At last the teacher got to the most important item on his programme. We had laughed up till then, our turn was coming to weep. A little girl of twelve or thirteen came out, the daughter of a watchman, her face, by the way, not at all like his horse-like profile. She was the top girl in the school and she began her little song:
"The jumping little grasshopper sang the summer through,Never once considering how the winter would blow inhis eyes."Then a shaggy little boy of seven, in his father's felt boots, took up his part, addressing the watchman's daughter:
"That's strange, neighbour. Didn't you work in the summer?"
"What was there to work for? There was plenty of grass."
Where was our famous Russian hospitality?
To the question, "What did you do in the summer?" the grasshopper could only reply, "I sang all the time."
At this answer the teacher, Kapitonitch, waved his bow and his fiddle at one and the same time—oh, that was an effect rehearsed long before that evening I—and suddenly in a mysterious half-whisper the whole choir began to sing:
"You've sung your song, you call that doing, You've sung all the summer, then dance all the winter, You've sung your song, then dance all the winter, Dance all the winter, dance all the winter. You've sung the song, then dance the dance."I confess that my hair stood on end as if each individual hair were made of glass, and it seemed to me as if the eyes of the children and of the peasants packing the schoolroom were all fixed on me as if repeating that d——d phrase:
"You've sung the song, you call that doing, You've sung the song, then dance the dance."I don't know how long this drone of evil boding and sinister recitation went on. But I remember clearly that during those minutes an appalling idea went through my brain. "Here we stand," thought I, "a little band of intelligentsia, face to face with an innumerable peasantry, the most enigmatical, the greatest, and the most abased people in the world. What connects us with them? Nothing. Neither language, nor religion, nor labour, nor art. Our poetry would be ridiculous to their ears, absurd, incomprehensible. Our refined painting would be simply useless and senseless smudging in their eyes. Our quest for gods and making of gods would seem to them stupidity, our music merely a tedious noise. Our science would not satisfy them. Our complex work would seem laughable or pitiful to them, the austere and patient labourers of the fields. Yes. On the dreadful day of reckoning what answer shall we give to this child, wild beast, wise man, and animal, to this many-million-headed giant?" We shall only be able to say sorrowfully, "We sang all the time. We sang our song."
And he will reply with an artful peasant smile, "Then go and dance the dance."
And I know that my companions felt as I did. We went out of the entertainment-room silent, not exchanging opinions.

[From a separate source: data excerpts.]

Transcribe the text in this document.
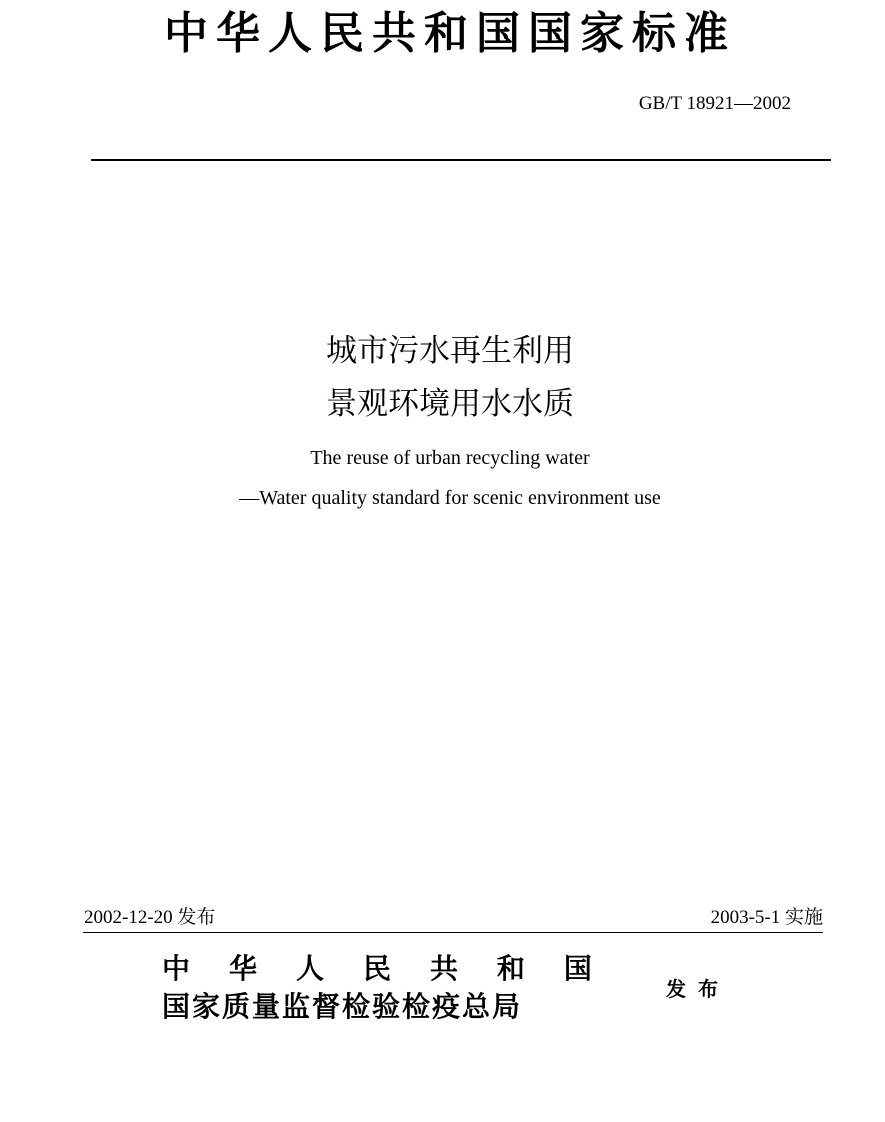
中华人民共和国国家标准
GB/T 18921—2002
城市污水再生利用
景观环境用水水质
The reuse of urban recycling water
—Water quality standard for scenic environment use
2002-12-20 发布	2003-5-1 实施
中 华 人 民 共 和 国
国家质量监督检验检疫总局
发布
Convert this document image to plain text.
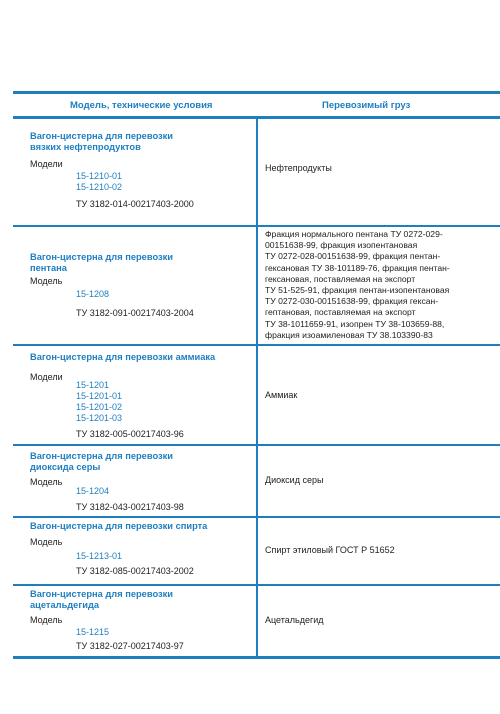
Модель, технические условия	Перевозимый груз
Вагон-цистерна для перевозки
вязких нефтепродуктов
Модели
15-1210-01
15-1210-02
ТУ 3182-014-00217403-2000
Нефтепродукты
Вагон-цистерна для перевозки
пентана
Модель
15-1208
ТУ 3182-091-00217403-2004
Фракция нормального пентана ТУ 0272-029-
00151638-99, фракция изопентановая
ТУ 0272-028-00151638-99, фракция пентан-
гексановая ТУ 38-101189-76, фракция пентан-
гексановая, поставляемая на экспорт
ТУ 51-525-91, фракция пентан-изопентановая
ТУ 0272-030-00151638-99, фракция гексан-
гептановая, поставляемая на экспорт
ТУ 38-1011659-91, изопрен ТУ 38-103659-88,
фракция изоамиленовая ТУ 38.103390-83
Вагон-цистерна для перевозки аммиака
Модели
15-1201
15-1201-01
15-1201-02
15-1201-03
ТУ 3182-005-00217403-96
Аммиак
Вагон-цистерна для перевозки
диоксида серы
Модель
15-1204
ТУ 3182-043-00217403-98
Диоксид серы
Вагон-цистерна для перевозки спирта
Модель
15-1213-01
ТУ 3182-085-00217403-2002
Спирт этиловый ГОСТ Р 51652
Вагон-цистерна для перевозки
ацетальдегида
Модель
15-1215
ТУ 3182-027-00217403-97
Ацетальдегид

Three days later we said good-bye, and since that time have been rather cold towards one another. We had been suddenly chilled in our consciences and made ashamed, as if these innocent mouths of sleepy children had pronounced death sentence upon us. And when I returned from the post of Ivan Karaulof to Goreli, and from Goreli to Koslof, and from Koslof to Zintabrof, and then further by railroad there followed me all the time that ironical, seemingly malicious phrase, "Then dance the dance."
God alone knows the destiny of the Russian people.... Well, I suppose, if it should be necessary, we'll dance it!
I travelled a whole night to the railway station.
On the bare frosted branches of the birches sat the stars, as if the Lord Himself had with His own hands decorated the trees. And I thought, "Yes, it's beautiful." But I could not banish that ironical thought, "Then dance the dance."